Process YOLO results

Process YOLO results

Converts the output tensor of a YOLO deep learning model to generally usable data types. The tool first reshapes an input tensor to an N-by-(5 + classCount) matrix that has the parameters of one bounding box on each row. It filters out detections that have too low confidence and performs non-maximum suppression on the rest.

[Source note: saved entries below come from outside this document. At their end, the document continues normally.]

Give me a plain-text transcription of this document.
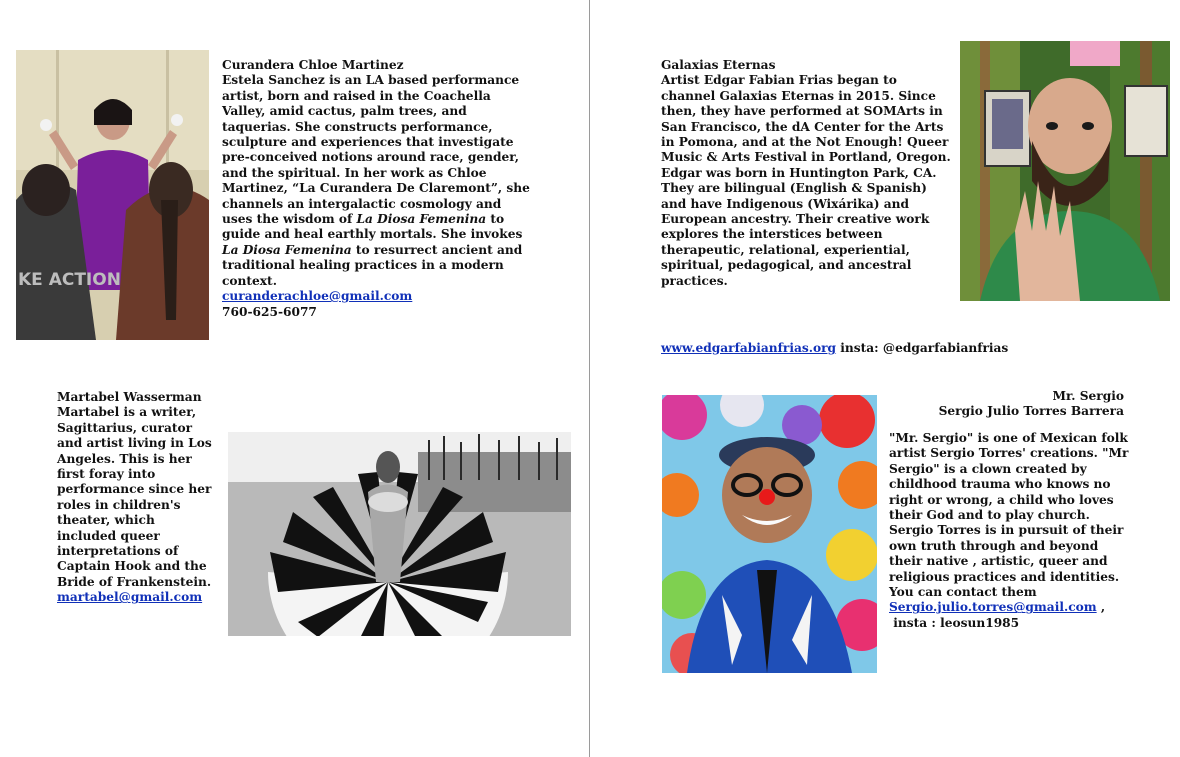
KE ACTION

Curandera Chloe Martinez

Estela Sanchez is an LA based performance artist, born and raised in the Coachella Valley, amid cactus, palm trees, and taquerias. She constructs performance, sculpture and experiences that investigate pre-conceived notions around race, gender, and the spiritual. In her work as Chloe Martinez, “La Curandera De Claremont”, she channels an intergalactic cosmology and uses the wisdom of La Diosa Femenina to guide and heal earthly mortals. She invokes La Diosa Femenina to resurrect ancient and traditional healing practices in a modern context.

curanderachloe@gmail.com

760-625-6077

Martabel Wasserman

Martabel is a writer, Sagittarius, curator and artist living in Los Angeles. This is her first foray into performance since her roles in children's theater, which included queer interpretations of Captain Hook and the Bride of Frankenstein.

martabel@gmail.com

Galaxias Eternas

Artist Edgar Fabian Frias began to channel Galaxias Eternas in 2015. Since then, they have performed at SOMArts in San Francisco, the dA Center for the Arts in Pomona, and at the Not Enough! Queer Music & Arts Festival in Portland, Oregon.

Edgar was born in Huntington Park, CA. They are bilingual (English & Spanish) and have Indigenous (Wixárika) and European ancestry. Their creative work explores the interstices between therapeutic, relational, experiential, spiritual, pedagogical, and ancestral practices.

www.edgarfabianfrias.org insta: @edgarfabianfrias

Mr. Sergio

Sergio Julio Torres Barrera

"Mr. Sergio" is one of Mexican folk artist Sergio Torres' creations. "Mr Sergio" is a clown created by childhood trauma who knows no right or wrong, a child who loves their God and to play church. Sergio Torres is in pursuit of their own truth through and beyond their native , artistic, queer and religious practices and identities.

You can contact them

Sergio.julio.torres@gmail.com ,

insta : leosun1985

The output of a YOLO model. The shape is assumed to be (1 x K x S x S) or (K x S x S), where K = B * (classCount + 5), S is the number of vertical and horizontal image subdivisions and B is the number of anchor boxes per subdivision. For example in YOLO v2, S=13, B=5, classCount=20, so K = 125.
The image to which the model was applied. Both width and height are assumed to be P * S, where S is the number of vertical and horizontal image subdivisions, P is the number of pixels per subdivision. For example in YOLO v2, S=13 and P=32, so the image size must be 416 x 416. The image is needed because the tensor produced by a YOLO model does not contain information about the coordinate system of the image the model was applied to.
Minimum confidence for a bounding box to be accepted.
Overlap ratio threshold for pruning overlapping detections (non-maximum suppression). If the overlap ratio (intersection over union) of two detections with the same class is greater than this value, the detection with a lower confidence will be discarded. Set to one to disable non-maximum suppression.
The number of classes in the one-hot encoded class vector.
A B-by-2 matrix that contains the relative size of anchor boxes the YOLO model was trained with.


Upper left corner of each remaining detection as a coordinate frame that is aligned to the axes of the image coordinate system. A 4N-by-4 matrix.
The size of the bounding box in world coordinates. An N-by-2 matrix.
The class index of each detection. An N-by-1 matrix.
The confidence of each detection. An N-by-1 matrix.